TANJUNG PINANG – Pemerintah pusat perlu mengaji ulang jumlah dana bagi hasil minyak dan gas (DBH Migas) untuk Kabupaten Natuna Provinsi Kepulauan Riau karena angkanya lebih rendah dibanding daerah penghasil Migas lainya sehingga dinilai tidak adil.
Wakil Ketua Komisi XI DPR RI yang berasal dari Provinsi Kepri, Harry Azhar Azis mengatakan, Dana Bagi Hasil Minyak Bumi dan Gas (DBH Migas) yang diberikan pemerintah pusat untuk Kabupaten Natuna dinilai tidak adil karena Natuna hanya menerima 30 persen sedangkan pemerintah pusat 70 persen.
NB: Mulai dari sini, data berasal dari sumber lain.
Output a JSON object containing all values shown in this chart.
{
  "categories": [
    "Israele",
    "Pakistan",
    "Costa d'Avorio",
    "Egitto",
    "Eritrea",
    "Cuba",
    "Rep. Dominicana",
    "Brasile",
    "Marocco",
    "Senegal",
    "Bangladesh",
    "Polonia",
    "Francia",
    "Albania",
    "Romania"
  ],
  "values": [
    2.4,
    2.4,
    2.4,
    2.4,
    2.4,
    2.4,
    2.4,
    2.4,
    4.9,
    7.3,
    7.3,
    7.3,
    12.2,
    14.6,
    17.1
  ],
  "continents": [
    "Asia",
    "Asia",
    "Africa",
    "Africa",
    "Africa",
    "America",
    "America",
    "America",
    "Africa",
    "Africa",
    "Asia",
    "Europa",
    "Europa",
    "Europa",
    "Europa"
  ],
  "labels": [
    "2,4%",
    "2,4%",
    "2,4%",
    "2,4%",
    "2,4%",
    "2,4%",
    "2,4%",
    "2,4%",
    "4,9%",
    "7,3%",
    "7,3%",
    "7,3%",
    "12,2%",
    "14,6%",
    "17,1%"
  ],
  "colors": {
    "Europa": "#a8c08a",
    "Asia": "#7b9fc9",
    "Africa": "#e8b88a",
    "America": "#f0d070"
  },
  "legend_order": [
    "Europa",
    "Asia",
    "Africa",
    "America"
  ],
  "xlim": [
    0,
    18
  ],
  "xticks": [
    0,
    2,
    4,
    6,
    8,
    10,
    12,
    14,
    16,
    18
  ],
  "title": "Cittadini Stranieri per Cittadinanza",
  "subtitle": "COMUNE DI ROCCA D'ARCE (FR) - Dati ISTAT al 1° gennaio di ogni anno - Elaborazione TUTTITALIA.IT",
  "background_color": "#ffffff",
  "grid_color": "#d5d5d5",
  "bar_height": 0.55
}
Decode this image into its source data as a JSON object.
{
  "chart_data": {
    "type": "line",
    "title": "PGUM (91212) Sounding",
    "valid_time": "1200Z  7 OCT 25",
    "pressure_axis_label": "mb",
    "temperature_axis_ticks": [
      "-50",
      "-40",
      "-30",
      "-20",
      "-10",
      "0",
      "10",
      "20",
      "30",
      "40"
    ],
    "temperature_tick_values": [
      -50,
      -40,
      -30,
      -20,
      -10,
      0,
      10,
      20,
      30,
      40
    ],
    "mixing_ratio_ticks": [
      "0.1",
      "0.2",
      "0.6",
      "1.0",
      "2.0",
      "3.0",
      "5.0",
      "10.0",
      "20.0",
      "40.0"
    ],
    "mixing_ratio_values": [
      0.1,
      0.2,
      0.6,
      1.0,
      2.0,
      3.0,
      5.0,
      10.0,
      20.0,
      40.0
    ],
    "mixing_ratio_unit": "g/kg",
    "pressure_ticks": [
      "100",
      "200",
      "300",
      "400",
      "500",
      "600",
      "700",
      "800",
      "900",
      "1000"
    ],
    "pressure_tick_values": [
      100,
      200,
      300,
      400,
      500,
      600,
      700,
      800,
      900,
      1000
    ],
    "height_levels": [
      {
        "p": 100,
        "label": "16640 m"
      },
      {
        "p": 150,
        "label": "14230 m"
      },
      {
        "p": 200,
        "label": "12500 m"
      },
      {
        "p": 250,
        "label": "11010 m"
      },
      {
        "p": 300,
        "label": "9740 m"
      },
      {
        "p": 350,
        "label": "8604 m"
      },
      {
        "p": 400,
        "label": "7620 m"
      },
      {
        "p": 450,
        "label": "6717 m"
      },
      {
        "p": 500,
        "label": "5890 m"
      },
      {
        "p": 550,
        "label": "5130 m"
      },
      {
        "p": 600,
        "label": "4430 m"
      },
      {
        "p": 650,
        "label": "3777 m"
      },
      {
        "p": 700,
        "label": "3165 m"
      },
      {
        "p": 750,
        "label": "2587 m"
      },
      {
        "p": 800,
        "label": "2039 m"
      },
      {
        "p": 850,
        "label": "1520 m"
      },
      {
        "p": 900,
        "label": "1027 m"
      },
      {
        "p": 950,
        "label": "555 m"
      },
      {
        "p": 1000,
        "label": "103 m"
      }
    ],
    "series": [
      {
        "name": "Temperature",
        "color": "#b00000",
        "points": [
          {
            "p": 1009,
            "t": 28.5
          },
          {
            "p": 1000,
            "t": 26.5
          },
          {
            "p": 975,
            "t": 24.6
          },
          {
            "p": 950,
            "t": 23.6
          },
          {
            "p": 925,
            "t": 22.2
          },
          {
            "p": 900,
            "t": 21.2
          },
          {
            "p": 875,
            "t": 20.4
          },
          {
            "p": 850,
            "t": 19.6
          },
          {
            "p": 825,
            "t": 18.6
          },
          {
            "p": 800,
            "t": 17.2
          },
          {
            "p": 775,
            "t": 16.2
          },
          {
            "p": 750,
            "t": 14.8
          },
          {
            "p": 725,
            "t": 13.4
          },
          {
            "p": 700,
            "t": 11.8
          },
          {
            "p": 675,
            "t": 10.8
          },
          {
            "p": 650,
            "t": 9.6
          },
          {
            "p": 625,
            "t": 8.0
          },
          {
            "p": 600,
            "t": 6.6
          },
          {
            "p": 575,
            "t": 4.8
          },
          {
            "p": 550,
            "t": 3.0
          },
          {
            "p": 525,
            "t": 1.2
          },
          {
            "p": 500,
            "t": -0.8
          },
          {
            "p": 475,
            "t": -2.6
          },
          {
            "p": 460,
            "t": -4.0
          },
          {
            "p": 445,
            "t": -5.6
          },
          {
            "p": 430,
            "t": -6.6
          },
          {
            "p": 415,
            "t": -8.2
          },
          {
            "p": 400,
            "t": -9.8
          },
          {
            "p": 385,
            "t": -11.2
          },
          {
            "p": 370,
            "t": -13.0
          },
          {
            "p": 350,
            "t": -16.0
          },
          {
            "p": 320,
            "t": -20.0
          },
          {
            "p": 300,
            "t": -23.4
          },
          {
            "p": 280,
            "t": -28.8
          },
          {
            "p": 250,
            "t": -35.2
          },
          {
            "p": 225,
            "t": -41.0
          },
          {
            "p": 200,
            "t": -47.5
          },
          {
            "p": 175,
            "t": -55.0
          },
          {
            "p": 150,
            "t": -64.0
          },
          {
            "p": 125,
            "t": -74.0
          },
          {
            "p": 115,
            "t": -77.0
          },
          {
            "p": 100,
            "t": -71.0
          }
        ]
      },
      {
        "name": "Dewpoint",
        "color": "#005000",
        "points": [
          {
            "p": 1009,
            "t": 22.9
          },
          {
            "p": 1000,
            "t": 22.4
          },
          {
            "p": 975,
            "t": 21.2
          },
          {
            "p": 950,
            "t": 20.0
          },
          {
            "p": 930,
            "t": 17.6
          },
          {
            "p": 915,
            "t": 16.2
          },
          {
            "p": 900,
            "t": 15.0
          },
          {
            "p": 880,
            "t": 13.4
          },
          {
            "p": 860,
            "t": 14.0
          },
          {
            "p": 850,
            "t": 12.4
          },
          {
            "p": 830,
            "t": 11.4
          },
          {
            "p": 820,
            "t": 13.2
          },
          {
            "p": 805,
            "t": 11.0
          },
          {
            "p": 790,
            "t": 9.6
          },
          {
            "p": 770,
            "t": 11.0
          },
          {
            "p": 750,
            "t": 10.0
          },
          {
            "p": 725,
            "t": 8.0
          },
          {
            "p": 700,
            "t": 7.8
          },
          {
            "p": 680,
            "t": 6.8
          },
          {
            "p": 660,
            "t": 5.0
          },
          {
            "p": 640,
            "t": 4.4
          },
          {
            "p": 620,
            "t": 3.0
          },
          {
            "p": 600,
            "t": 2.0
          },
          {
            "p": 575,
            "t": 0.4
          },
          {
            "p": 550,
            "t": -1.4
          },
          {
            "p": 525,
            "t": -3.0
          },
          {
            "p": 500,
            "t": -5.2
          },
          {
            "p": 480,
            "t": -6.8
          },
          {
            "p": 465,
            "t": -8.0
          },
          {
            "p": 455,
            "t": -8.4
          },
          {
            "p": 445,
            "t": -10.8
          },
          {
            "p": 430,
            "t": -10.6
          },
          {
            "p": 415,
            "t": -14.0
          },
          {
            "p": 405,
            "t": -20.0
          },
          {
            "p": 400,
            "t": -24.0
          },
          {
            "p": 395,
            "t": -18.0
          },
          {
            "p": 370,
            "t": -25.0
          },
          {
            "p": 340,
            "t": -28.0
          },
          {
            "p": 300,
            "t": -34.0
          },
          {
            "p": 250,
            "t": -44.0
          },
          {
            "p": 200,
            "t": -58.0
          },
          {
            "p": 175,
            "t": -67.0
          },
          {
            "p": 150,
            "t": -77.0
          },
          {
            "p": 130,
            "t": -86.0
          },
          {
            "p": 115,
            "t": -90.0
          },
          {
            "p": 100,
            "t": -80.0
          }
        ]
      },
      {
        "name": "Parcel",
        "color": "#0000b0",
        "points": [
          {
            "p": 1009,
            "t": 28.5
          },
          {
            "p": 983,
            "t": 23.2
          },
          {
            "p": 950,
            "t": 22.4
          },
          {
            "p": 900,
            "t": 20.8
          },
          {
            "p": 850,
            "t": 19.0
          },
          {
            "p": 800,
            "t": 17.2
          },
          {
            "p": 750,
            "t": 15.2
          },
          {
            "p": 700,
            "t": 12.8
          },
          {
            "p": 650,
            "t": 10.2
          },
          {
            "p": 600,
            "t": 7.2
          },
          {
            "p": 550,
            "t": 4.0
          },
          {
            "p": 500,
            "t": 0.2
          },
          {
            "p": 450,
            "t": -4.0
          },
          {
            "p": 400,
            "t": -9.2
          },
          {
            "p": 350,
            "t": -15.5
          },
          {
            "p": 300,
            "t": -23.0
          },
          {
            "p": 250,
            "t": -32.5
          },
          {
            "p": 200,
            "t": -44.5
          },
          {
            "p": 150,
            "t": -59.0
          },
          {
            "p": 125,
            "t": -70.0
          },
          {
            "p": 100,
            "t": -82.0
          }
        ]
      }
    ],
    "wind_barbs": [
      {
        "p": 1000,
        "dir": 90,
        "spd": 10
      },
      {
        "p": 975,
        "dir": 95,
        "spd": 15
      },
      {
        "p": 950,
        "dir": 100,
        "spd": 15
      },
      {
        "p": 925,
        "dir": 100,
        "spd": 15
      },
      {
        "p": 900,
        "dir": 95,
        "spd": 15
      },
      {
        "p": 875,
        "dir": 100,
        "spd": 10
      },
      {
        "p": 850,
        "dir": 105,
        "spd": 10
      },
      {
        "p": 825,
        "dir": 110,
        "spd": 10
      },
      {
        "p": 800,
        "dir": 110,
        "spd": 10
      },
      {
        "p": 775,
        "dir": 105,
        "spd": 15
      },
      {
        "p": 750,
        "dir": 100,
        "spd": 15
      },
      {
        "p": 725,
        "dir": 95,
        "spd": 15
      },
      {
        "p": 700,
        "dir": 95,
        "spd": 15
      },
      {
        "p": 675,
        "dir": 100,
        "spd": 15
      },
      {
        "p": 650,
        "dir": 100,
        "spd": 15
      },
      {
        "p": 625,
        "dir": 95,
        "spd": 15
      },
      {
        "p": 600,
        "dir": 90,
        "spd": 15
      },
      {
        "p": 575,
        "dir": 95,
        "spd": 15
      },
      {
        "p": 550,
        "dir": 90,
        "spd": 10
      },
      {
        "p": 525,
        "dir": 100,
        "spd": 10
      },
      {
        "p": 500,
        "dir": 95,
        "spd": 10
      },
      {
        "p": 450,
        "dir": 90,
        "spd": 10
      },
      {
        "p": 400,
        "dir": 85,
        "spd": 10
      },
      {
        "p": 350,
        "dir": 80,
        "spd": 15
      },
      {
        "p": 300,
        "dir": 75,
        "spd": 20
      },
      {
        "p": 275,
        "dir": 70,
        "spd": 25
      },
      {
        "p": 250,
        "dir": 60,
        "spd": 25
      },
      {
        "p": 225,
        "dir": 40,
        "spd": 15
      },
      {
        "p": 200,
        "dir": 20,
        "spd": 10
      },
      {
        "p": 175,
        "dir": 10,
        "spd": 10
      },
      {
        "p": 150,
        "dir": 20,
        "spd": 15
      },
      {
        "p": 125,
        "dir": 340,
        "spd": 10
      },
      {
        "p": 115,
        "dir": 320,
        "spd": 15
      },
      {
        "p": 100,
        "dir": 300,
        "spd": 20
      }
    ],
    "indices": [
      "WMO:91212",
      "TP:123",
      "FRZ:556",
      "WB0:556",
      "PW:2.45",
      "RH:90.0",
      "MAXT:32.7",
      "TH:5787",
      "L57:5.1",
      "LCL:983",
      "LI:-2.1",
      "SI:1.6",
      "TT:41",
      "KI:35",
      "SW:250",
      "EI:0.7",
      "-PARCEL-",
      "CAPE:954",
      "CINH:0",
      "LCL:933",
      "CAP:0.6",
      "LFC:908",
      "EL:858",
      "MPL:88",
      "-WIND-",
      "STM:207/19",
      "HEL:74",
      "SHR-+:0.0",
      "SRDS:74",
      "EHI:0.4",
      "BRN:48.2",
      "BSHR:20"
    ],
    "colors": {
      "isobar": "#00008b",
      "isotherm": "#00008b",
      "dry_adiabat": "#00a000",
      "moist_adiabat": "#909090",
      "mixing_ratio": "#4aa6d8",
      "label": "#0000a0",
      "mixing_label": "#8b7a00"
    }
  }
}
Padahal, daerah penghasil Migas lainya seperti Aceh, Riau, Kalimantan Timur dan Papua rasio pembagiannya yakni 70 persen untuk daerah dan pemerintah pusat hanya 30 persen.
“Pemerintah pusat perlu mendengar aspirasi warga Natuna supaya tidak memicu tindakan yang mengarah pada disintegrasi bangsa karena masyarakat Natuna merasa diperlakukan tidak adil,” katanya, Kamis (10/11).
Bupati Natuna Ilyas Sabli menambahkan, DBH Migas yang diterima sebesar 30 persen harus dibagi lagi untuk
Kabupaten Anambas yang menjadi daerah pemekaran dari Natuna dan untuk Proivnsi Kepri, sehingga jumlah yang harus diterima hanya 400 miliar sampai 700 miliar rupiah setiap tahunya. Padahal, Natuna membutuhkan anggaran sekitar 3,3 triliun rupiah dalam APBD untuk mempercepat pembangunan ekonomi di daerah yang termasuk tertinggal di Indonesia tersebut.
"Natuna merupakan salah satu daerah tertinggal di Indonesia padahal kaya dengan sumber daya alam khususnya Migas. Untuk membangun daerah ini dibutuhkan APBD sekitar 3,3 triliun rupiah sehingga kami minta agar DBH Migas bisa dinaikan menjadi 50 sampai 70 persen karena sebagian besar APBD Natuna bersumber dari DBH Migas,” katanya, Kamis (10/11).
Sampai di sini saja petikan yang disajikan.